Avvenne a Monaco nel Mondiale del 1987 all’Olympiahalle. In qualità di
presidente, pensai che non ci sarebbe stato futuro con l’esistenza di due
organizzazioni dallo stesso nome. Era logico che la cosa migliore da farsi, era
riunire le forze e cancellare l’organizzazione gemella. Cosa che puntualmente
feci, così come puntualmente avvenne quello che mai avrei immaginato potesse
succedere: che Geert Lemmens, insieme all’austriaco Peter Land e al
cino-inglese Jeremy Yau decidessero di non accettare la riunificazione e quindi
di rimettersi contro Georg Buckner (tale era l’astio che li divideva) e di
aprire anzi una nuova sigla da opporre proprio alla neo-ricostituita WAKO.
Fu così che nacque
la IAKSA
, con grande felicità di Gianni Bellettini, organizzazione che ha visto l’apogeo
cinque o sei anni or sono, ma che da allora ha cominciato un rapido declino.
Io stesso andai ai loro
mondiali che si svolsero a Orlando (Florida) nell’agosto del 2003, dove in una
struttura desolata e spoglia, trovai 230 atleti ( tra bambini, juniores e
adulti) in rappresentanza di 17 paesi, sì, ma che paesi!
Nello stesso anno rividi Geert
a Zurigo, in occasione di un meeting che il GAISF, l’organismo internazionale
al quale sia
la WAKO
che
la IAKSA
, unitamente alla WKA, ci eravamo rivolti per avere il loro riconoscimento.
Successivamente ci rivedemmo a Bruxelles in un incontro a tre, dove si discusse
sulla velata possibilità di unire le forze delle tre sigle internazionali, cosa
che non potrà mai succedere. Visto che era impossibile riunire questi tre
organismi, visto che
la WAKO
era fermamente decisa di continuare da sola la corsa del riconoscimento,
avendone tutti i requisiti previsti dallo Statuto del GAISF, a IAKSA e WKA non
è rimasto altro che tentare di fare fronte comune contro di me. Ma è stata
proprio questa scelta che ha convinto Geert Lemmens a non proseguire oltre nella
sua battaglia.
“Ero stanco della
situazione e soprattutto avevo capito che non avremmo potuto andare molto
lontano. La Iaksa – ha continuato Geert - è stata purtroppo, poco a poco,
dominata e condizionata da un gruppo di leader austriaci che dapprima hanno
soppiantato completamente Peter Land , estromettendolo da ogni carica, poi hanno
via via esteso il proprio condizionamento su arbitri e giudici e consiglieri . A
tal punto che, nonostante io ne fossi ancora il presidente, non avevo più voce
in capitolo. Ero contrario all’intesa con
la WKA
e loro l’hanno portata avanti lo stesso. A quel punto, ho capito di dover
farmi da parte.”
Ma
perché hai lasciato via libera a quel gruppo di austriaci?, gli ho chiesto a un
certo punto.
“Vedi,
la IAKSA
non è mai stata per me alcuna fonte di guadagno. Dovevo sempre pagarmi tutto,
dalle trasferte al resto. Non circolano soldi in IAKSA e dovevo sempre perdere
un sacco di tempo. Un conto è avere almeno la consolazione di vedere affermate
le tue idee e la tua visione delle cose, un conto è non avere alcuna
soddisfazione . Sto invecchiando. Non mi interessa più lavorare in quel modo.”

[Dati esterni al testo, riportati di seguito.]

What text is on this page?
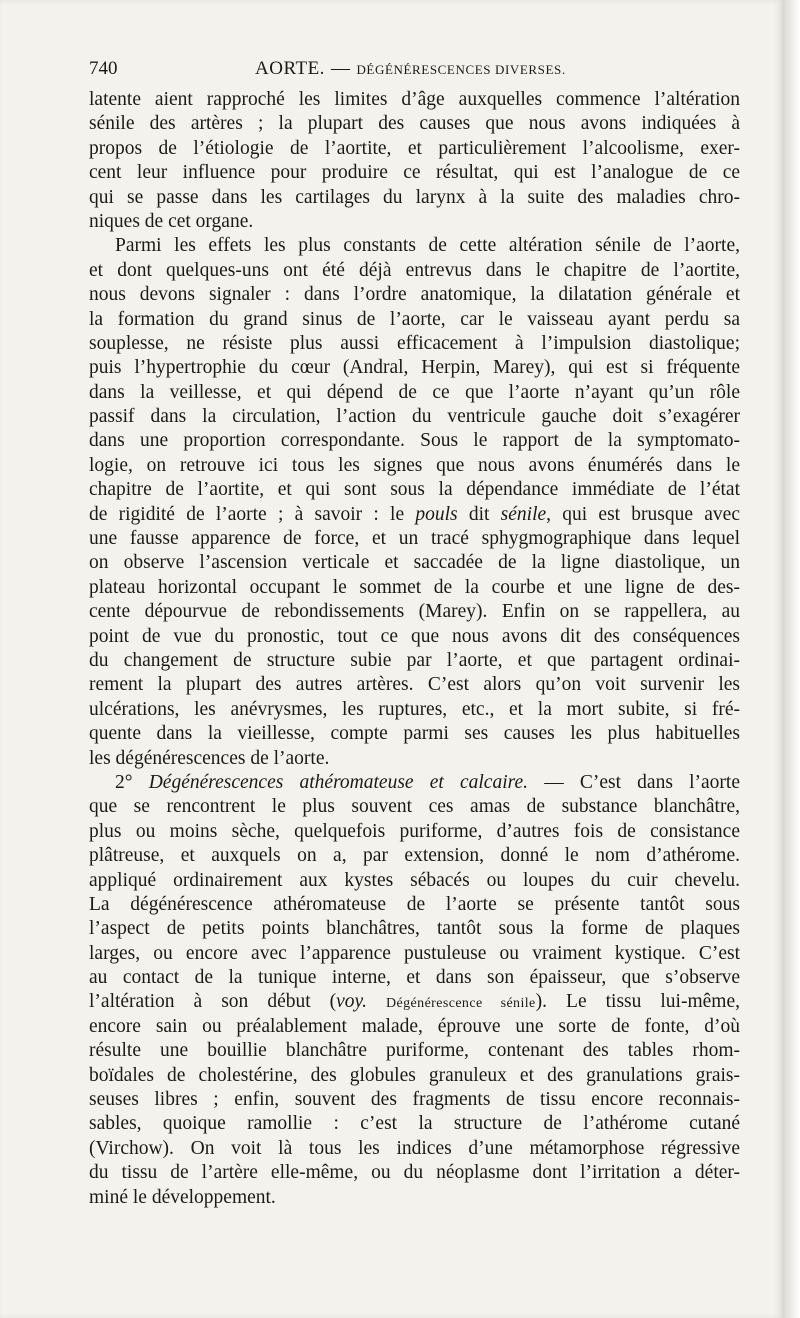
740	AORTE. — DÉGÉNÉRESCENCES DIVERSES.
latente aient rapproché les limites d’âge auxquelles commence l’altération
sénile des artères ; la plupart des causes que nous avons indiquées à
propos de l’étiologie de l’aortite, et particulièrement l’alcoolisme, exer-
cent leur influence pour produire ce résultat, qui est l’analogue de ce
qui se passe dans les cartilages du larynx à la suite des maladies chro-
niques de cet organe.
Parmi les effets les plus constants de cette altération sénile de l’aorte,
et dont quelques-uns ont été déjà entrevus dans le chapitre de l’aortite,
nous devons signaler : dans l’ordre anatomique, la dilatation générale et
la formation du grand sinus de l’aorte, car le vaisseau ayant perdu sa
souplesse, ne résiste plus aussi efficacement à l’impulsion diastolique;
puis l’hypertrophie du cœur (Andral, Herpin, Marey), qui est si fréquente
dans la veillesse, et qui dépend de ce que l’aorte n’ayant qu’un rôle
passif dans la circulation, l’action du ventricule gauche doit s’exagérer
dans une proportion correspondante. Sous le rapport de la symptomato-
logie, on retrouve ici tous les signes que nous avons énumérés dans le
chapitre de l’aortite, et qui sont sous la dépendance immédiate de l’état
de rigidité de l’aorte ; à savoir : le pouls dit sénile, qui est brusque avec
une fausse apparence de force, et un tracé sphygmographique dans lequel
on observe l’ascension verticale et saccadée de la ligne diastolique, un
plateau horizontal occupant le sommet de la courbe et une ligne de des-
cente dépourvue de rebondissements (Marey). Enfin on se rappellera, au
point de vue du pronostic, tout ce que nous avons dit des conséquences
du changement de structure subie par l’aorte, et que partagent ordinai-
rement la plupart des autres artères. C’est alors qu’on voit survenir les
ulcérations, les anévrysmes, les ruptures, etc., et la mort subite, si fré-
quente dans la vieillesse, compte parmi ses causes les plus habituelles
les dégénérescences de l’aorte.
2° Dégénérescences athéromateuse et calcaire. — C’est dans l’aorte
que se rencontrent le plus souvent ces amas de substance blanchâtre,
plus ou moins sèche, quelquefois puriforme, d’autres fois de consistance
plâtreuse, et auxquels on a, par extension, donné le nom d’athérome.
appliqué ordinairement aux kystes sébacés ou loupes du cuir chevelu.
La dégénérescence athéromateuse de l’aorte se présente tantôt sous
l’aspect de petits points blanchâtres, tantôt sous la forme de plaques
larges, ou encore avec l’apparence pustuleuse ou vraiment kystique. C’est
au contact de la tunique interne, et dans son épaisseur, que s’observe
l’altération à son début (voy. Dégénérescence sénile). Le tissu lui-même,
encore sain ou préalablement malade, éprouve une sorte de fonte, d’où
résulte une bouillie blanchâtre puriforme, contenant des tables rhom-
boïdales de cholestérine, des globules granuleux et des granulations grais-
seuses libres ; enfin, souvent des fragments de tissu encore reconnais-
sables, quoique ramollie : c’est la structure de l’athérome cutané
(Virchow). On voit là tous les indices d’une métamorphose régressive
du tissu de l’artère elle-même, ou du néoplasme dont l’irritation a déter-
miné le développement.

Ma perché ti sei messo contro
di me allora, e senza una spiegazione?
“Perché tu avevi scelto
Georg Bruckner . E siccome tra me e Bruckner all’epoca c’era già una
battaglia legale in corso, che mi è costata lacrime e sangue, non avrei mai
potuto riavere rapporti con lui. Quando hai deciso la riunificazione, è come se
tu mi avessi tagliato fuori:”
Ma io non sapevo tutto questo,
ribadii. Io pensavo di fare la cosa migliore per tutta la nostra organizzazione.
“Certo, lo immagino –mi
ha risposto Geert-. Io lo sapevo, ma sapevo anche che tu non potevi poi tornare
più indietro per il bene della WAKO. Ho così preferito tentare di creare
qualcosa di mio, ma col risultato che conosciamo. L’unico rammarico è che non
avremmo entrambi potuto fare altrimenti. Abbiamo comunque migliorato la
situazione della kickboxing mondiale. 17 anni non sono passati invano. “
Ci guardiamo negli occhi e ci
stringiamo forte la mano. E’ bello ritrovare un vecchio amico!